L'invention est interdite dans les sociétés archaïques : elle dérange le cosmos. Les peuples transitionnels ont des cosmogonies qui racontent la naissance du monde et la vie des dieux. Ils imitent ces récits mythiques. Leurs actes n'ont de sens, de « réalité », que lorsqu'ils répètent les actes divins ou ancestraux. [...] Les objets et les actions doivent leur valeur au fait qu'ils participent à une réalité qui les transcende. 85

Cette réalité décrite par Simondon se retrouve à la fois chez les peuples antiques et les peuple du moyen-âge. Certes, les techniques existent et évoluent, mais elles ne doivent pas laisser place à la démesure (hybris).
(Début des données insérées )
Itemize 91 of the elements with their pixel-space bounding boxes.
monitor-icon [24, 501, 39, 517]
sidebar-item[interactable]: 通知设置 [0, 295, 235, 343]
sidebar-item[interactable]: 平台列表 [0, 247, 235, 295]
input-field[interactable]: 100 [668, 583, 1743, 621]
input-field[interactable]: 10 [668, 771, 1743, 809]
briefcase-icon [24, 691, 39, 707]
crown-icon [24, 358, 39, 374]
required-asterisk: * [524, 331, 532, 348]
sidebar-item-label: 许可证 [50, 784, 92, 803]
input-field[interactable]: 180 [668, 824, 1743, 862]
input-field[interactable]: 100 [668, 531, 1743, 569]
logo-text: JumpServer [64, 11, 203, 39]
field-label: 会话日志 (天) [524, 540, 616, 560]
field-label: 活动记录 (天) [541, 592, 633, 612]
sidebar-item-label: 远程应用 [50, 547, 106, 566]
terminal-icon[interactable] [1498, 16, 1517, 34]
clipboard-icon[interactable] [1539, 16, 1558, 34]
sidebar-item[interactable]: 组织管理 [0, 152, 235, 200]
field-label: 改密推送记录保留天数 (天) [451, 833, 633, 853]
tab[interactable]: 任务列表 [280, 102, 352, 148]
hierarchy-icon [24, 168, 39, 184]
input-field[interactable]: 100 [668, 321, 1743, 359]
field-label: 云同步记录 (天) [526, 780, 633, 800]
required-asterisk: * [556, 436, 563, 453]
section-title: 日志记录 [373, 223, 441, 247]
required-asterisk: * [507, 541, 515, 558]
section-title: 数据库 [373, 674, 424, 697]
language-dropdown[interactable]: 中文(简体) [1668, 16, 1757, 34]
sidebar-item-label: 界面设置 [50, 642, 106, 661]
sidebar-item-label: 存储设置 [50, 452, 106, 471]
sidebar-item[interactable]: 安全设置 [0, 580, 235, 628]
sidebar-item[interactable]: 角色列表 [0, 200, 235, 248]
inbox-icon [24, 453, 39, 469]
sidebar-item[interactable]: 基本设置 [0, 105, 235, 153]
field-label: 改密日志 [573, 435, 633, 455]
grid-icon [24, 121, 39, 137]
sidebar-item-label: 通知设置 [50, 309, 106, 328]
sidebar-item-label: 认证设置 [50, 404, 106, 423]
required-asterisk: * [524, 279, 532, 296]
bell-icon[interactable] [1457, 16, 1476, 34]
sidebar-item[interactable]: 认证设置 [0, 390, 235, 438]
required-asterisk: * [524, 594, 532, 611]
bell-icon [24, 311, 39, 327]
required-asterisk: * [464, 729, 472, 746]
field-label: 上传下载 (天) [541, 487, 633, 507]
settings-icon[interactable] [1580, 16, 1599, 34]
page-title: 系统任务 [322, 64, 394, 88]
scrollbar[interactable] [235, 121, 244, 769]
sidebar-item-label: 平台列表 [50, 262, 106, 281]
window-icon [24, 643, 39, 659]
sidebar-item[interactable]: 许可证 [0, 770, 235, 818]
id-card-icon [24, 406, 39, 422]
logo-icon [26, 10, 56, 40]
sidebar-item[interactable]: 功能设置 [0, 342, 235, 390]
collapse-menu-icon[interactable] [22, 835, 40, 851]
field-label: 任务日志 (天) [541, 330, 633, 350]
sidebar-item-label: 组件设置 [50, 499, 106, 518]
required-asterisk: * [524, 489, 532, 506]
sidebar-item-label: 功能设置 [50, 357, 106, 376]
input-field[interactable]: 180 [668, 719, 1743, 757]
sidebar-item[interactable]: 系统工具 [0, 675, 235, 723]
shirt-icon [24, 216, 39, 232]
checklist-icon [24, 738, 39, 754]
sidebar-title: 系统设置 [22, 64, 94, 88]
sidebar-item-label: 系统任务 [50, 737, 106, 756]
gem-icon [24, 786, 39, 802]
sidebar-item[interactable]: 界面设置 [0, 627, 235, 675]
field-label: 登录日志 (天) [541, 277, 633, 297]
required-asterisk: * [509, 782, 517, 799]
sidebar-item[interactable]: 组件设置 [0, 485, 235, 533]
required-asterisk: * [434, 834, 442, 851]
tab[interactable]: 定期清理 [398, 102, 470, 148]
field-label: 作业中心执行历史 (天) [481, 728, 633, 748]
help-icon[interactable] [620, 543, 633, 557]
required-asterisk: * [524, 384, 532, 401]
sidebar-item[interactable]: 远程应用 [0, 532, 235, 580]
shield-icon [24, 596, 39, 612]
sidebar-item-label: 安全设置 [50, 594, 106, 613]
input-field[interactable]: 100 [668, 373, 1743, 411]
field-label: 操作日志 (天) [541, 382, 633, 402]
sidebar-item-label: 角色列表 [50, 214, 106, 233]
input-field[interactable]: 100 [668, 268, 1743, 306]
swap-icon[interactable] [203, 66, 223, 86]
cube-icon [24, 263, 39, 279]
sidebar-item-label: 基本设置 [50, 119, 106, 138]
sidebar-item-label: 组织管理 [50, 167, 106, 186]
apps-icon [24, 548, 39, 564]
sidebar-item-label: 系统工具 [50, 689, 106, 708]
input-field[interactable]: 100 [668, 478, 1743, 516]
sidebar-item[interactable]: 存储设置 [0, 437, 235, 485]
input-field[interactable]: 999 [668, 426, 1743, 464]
L'Être est au centre des modèles symboliques construits par l'homme et celui-ci lui donne sa raison d'être. Par contre, sous ses ordres symboliques qui cherchent à signifier l'Être, la technique poursuit son chemin, et bientôt, on observera un changement radical au niveau de la production symbolique occidentale. Cette nouvelle façon de concevoir l'homme et le monde aura un impact non négligeable sur l’accélération exponentielle du développement technique.